The larger than life actor, director, writer, raconteur and ambassador for British Airways, famous for his sharp wit, bushy eyebrows and pompous character parts in dozens of films and on stage.
He had expressed an interest in seeing Ayers Rock, as it was known then, and to meet some of the people who lived around these “curiosities “ ( Ayers Rock was renamed and gazetted Uluru in 1995 ).
The Australian Tourist Commission picked up on his interest and brokered a contra deal with him. His expenses would be covered and he would write several articles on Australia for tourist promotion.
He was a big man and the chances of him climbing the Rock were non existent. He is reputed to have said of himself
“My only exercise was winding my watch, but that proved too exhausting, so now I have a self-winding watch”.

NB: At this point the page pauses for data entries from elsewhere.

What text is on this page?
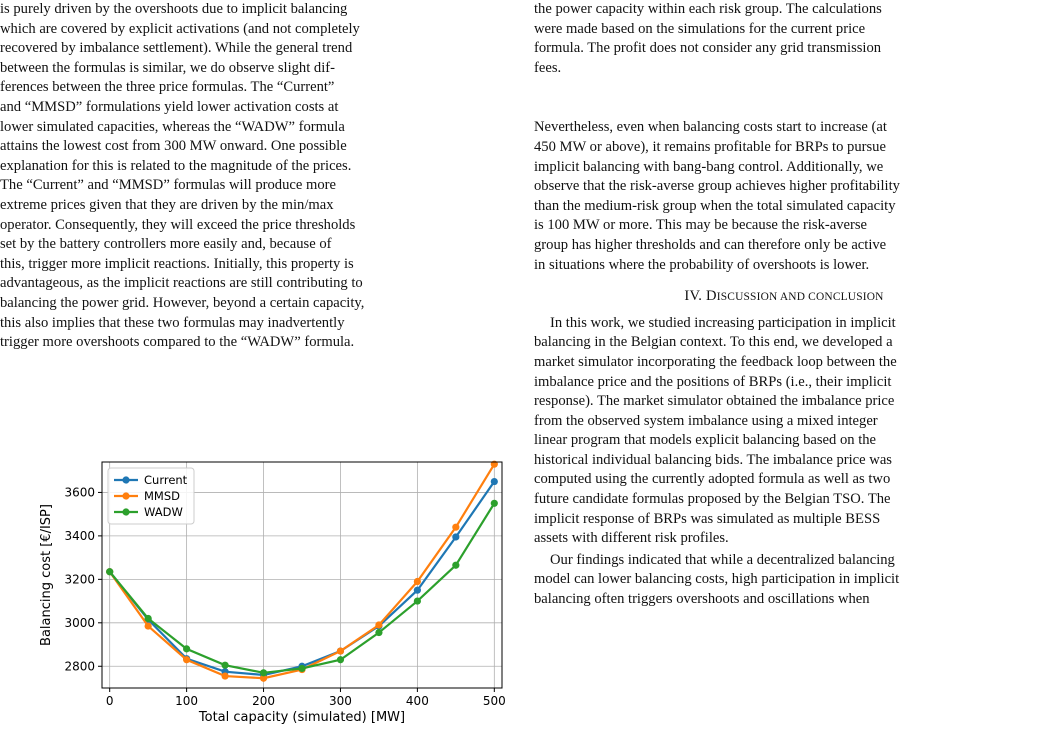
is purely driven by the overshoots due to implicit balancing

which are covered by explicit activations (and not completely

recovered by imbalance settlement). While the general trend

between the formulas is similar, we do observe slight dif-

ferences between the three price formulas. The “Current”

and “MMSD” formulations yield lower activation costs at

lower simulated capacities, whereas the “WADW” formula

attains the lowest cost from 300 MW onward. One possible

explanation for this is related to the magnitude of the prices.

The “Current” and “MMSD” formulas will produce more

extreme prices given that they are driven by the min/max

operator. Consequently, they will exceed the price thresholds

set by the battery controllers more easily and, because of

this, trigger more implicit reactions. Initially, this property is

advantageous, as the implicit reactions are still contributing to

balancing the power grid. However, beyond a certain capacity,

this also implies that these two formulas may inadvertently

trigger more overshoots compared to the “WADW” formula.

0	100	200	300	400	500
2800
3000
3200
3400
3600
Total capacity (simulated) [MW]
Balancing cost [€/ISP]
Current
MMSD
WADW

the power capacity within each risk group. The calculations

were made based on the simulations for the current price

formula. The profit does not consider any grid transmission

fees.

Nevertheless, even when balancing costs start to increase (at

450 MW or above), it remains profitable for BRPs to pursue

implicit balancing with bang-bang control. Additionally, we

observe that the risk-averse group achieves higher profitability

than the medium-risk group when the total simulated capacity

is 100 MW or more. This may be because the risk-averse

group has higher thresholds and can therefore only be active

in situations where the probability of overshoots is lower.

IV. DISCUSSION AND CONCLUSION

In this work, we studied increasing participation in implicit

balancing in the Belgian context. To this end, we developed a

market simulator incorporating the feedback loop between the

imbalance price and the positions of BRPs (i.e., their implicit

response). The market simulator obtained the imbalance price

from the observed system imbalance using a mixed integer

linear program that models explicit balancing based on the

historical individual balancing bids. The imbalance price was

computed using the currently adopted formula as well as two

future candidate formulas proposed by the Belgian TSO. The

implicit response of BRPs was simulated as multiple BESS

assets with different risk profiles.

Our findings indicated that while a decentralized balancing

model can lower balancing costs, high participation in implicit

balancing often triggers overshoots and oscillations when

I was introduced to him while he was doing a slow breaststroke like a great seal beating off the fierce Territory sun
“Mr. Morley, this is Alan Jones the photographer who will be accompanying you for the next few days”
“How do y’do – we will see you tomorrow”.
A very subtle dismissal – leave me to wallow.
As I had been to Ayers Rock several times before, I was assigned to accompany him, his wife, daughter Anabel and son Sheridan as photographer.
That evening the Morleys received an invitation to a party organised by the local cognoscenti. I accompanied Annabel and Sheridan and arrived when the party was in full swing.
A little later in the evening a couple arrived holding hands and it was obvious that they were being ignored. I asked the hostess what was the problem?
She said “Oh, they are brother and sister”. It was Alice Springs after all.
The next day we ventured out to The Rock and put up at one of the two motels that were there at the time. This was long before Ayers Rock Resort so the accommodation was of a very basic standard with geckos climbing over the bed head.
As we arrived late morning, we were ushered into the dining area for lunch before check-in.
Lunch consisted of some dubious luncheon meat and salad. Probably not what Morley was used to as a well known food writer back in the U.K.
After the lunch the, the waitress hurried over and obsequiously said, “ Mr. Morley how did you enjoy your lunch?”
He took her hand and patting it said “ Let’s see if we can do better for dinner my dear.”
I believe he enjoyed himself in spite of the minimal services and creature comforts.
Later he said to me, “M’boy what on earth can I write?”
I said “ You can only write it as it is”
Unfortunately I never got to see any articles he wrote.